Cualquiera que vea el mundo de hoy después de haber estado perdido un tiempo, unos meses tal vez, se asombrará. Verá a un showman dirigiendo el país más poderoso del mundo; a los mexicanos indignados con el muro, el nuevo muro, que los aísla del norte y, en alguna medida, de un futuro mejor; a los británicos yéndose de la organización que más ha hecho por ahuyentar las guerras entre los vecinos del viejo continente, que no hace mucho tiempo fueron enemigos eternos; leerán, si se hacen con un periódico un poco atrasado, cómo los terroristas arrasan, con desesperante periodicidad, lugares frecuentados por “infieles” con camiones robados, atropellando multitudes; leerán, en un diario más actual, cómo un joven inglés de 20 años que combatía al ISIS prefirió dispararse en la cabeza antes que permitir que los fanáticos lo capturaran vivo, para probablemente cortársela después de todo tipo de torturas y humillaciones, mientras alguien lo graba en vídeo.

Si alguien que haya permanecido ausente unos cuantos meses regresa de su retiro se preguntará qué estamos haciendo tan mal. Hace no tanto, Martin Luther King tuvo un sueño, y era hermoso.
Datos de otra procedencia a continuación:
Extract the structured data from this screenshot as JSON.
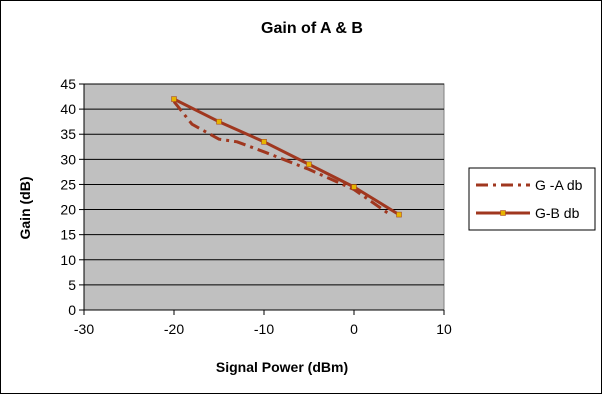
{
  "chart_data": {
    "type": "line",
    "title": "Gain of A & B",
    "xlabel": "Signal Power (dBm)",
    "ylabel": "Gain  (dB)",
    "xlim": [
      -30,
      10
    ],
    "ylim": [
      0,
      45
    ],
    "x_ticks": [
      "-30",
      "-20",
      "-10",
      "0",
      "10"
    ],
    "y_ticks": [
      "0",
      "5",
      "10",
      "15",
      "20",
      "25",
      "30",
      "35",
      "40",
      "45"
    ],
    "grid": true,
    "plot_background": "#c0c0c0",
    "legend_position": "right",
    "series": [
      {
        "name": "G -A db",
        "color": "#a0371f",
        "style": "dashed",
        "x": [
          -20,
          -18,
          -15,
          -13,
          -10,
          -5,
          0,
          2,
          4
        ],
        "y": [
          41.5,
          37,
          34,
          33.5,
          31.5,
          28,
          24,
          21.5,
          19
        ]
      },
      {
        "name": "G-B db",
        "color": "#a0371f",
        "marker_color": "#e6b400",
        "style": "solid",
        "x": [
          -20,
          -15,
          -10,
          -5,
          0,
          5
        ],
        "y": [
          42,
          37.5,
          33.5,
          29,
          24.5,
          19
        ]
      }
    ]
  }
}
John F. Kennedy –“no preguntes qué puede hacer tu país por ti, sino qué puedes hacer tú por él”- tuvo otro, y lo persiguió hasta que la bala de un francotirador se lo arrebató, fragmentándolo en trozos inservibles que se evaporaron inútilmente en el espacio.

Los europeos también soñamos, no hace mucho, con un continente hermanado y próspero; pero con cada paso que da una de sus locomotoras en contra de la unidad, y el Parlamento británico acaba de dar uno contundente, ese sueño se vuelve más lejano y quimérico; hasta tal punto que amenaza, también, con desvanecerse como lo hizo el del líder de los movimientos sociales norteamericanos, o el del Kennedy más célebre.

Los siglos de confrontación en los que tanto daño se hizo, ésos que vieron terribles y rojos amaneceres, aquellos que acabaron conduciéndonos a los desastres del siglo XX, tal vez estén hoy más cerca de lo que lo han estado las últimas décadas.

Los nacionalismos, la falta de solidaridad y la egolatría patriótica empujan hacia un mismo lugar: uno donde el desafío es más frecuente que el entendimiento; uno en el que el griterío de los charlatanes no deja escuchar los argumentos de los implicados; uno en el que la provocación de los autócratas deja escaso lugar al compromiso de los demócratas con los ideales que han venido nutriendo el progreso de la Humanidad.

Sin embargo, a pesar de que un político tan siniestro como Trump lidere Estados Unidos, país que en otros tiempos fue el adalid de la libertades; a pesar de que Theresa May se esfuerce por separar aún más las costas que bañan el Canal de la Mancha, aún hay esperanza para quienes defienden los valores que sustentan la democracia.

Si en la frontera sur de Estados Unidos se está forjando un sentimiento anti-norteamericano que cualquier día puede acabar estallando peligrosamente, en la norte se descubre el camino de vuelta a la cordura y la sensatez. Este último lo encarna Justin Trudeau.

El primer ministro de Canadá no se pone cartucheras con pistolas cargadas en la cintura; tampoco renuncia a vivir en un país libre y seguro, pero se muestra convencido de que responder a la violencia con más violencia no solo no resuelve el problema sino que lo agrava.

El hijo del gran Pierre Trudeau, a quien se considera el refundador de Canadá, no cree en la tortura, como el presidente de Estados Unidos. Y sí cree en el amor, y en la compasión. Defiende que la diversidad, y no la división, es lo que verdaderamente genera prosperidad -económica, espiritual- al país.

Canadá disfruta de uno de los niveles de vida más elevados del planeta. Eso no lo ha logrado negándole la entrada a los ciudadanos de algunas naciones incómodas o sospechosas, ni tampoco colgándole el teléfono a mandatarios reputados, como ha hecho Trump con el primer ministro australiano. Más bien en la vía opuesta, los canadienses han logrado un formidable bienestar, y la estima del mundo, celebrando el mestizaje, uno de los pilares que sostienen las enormes virtudes de su país.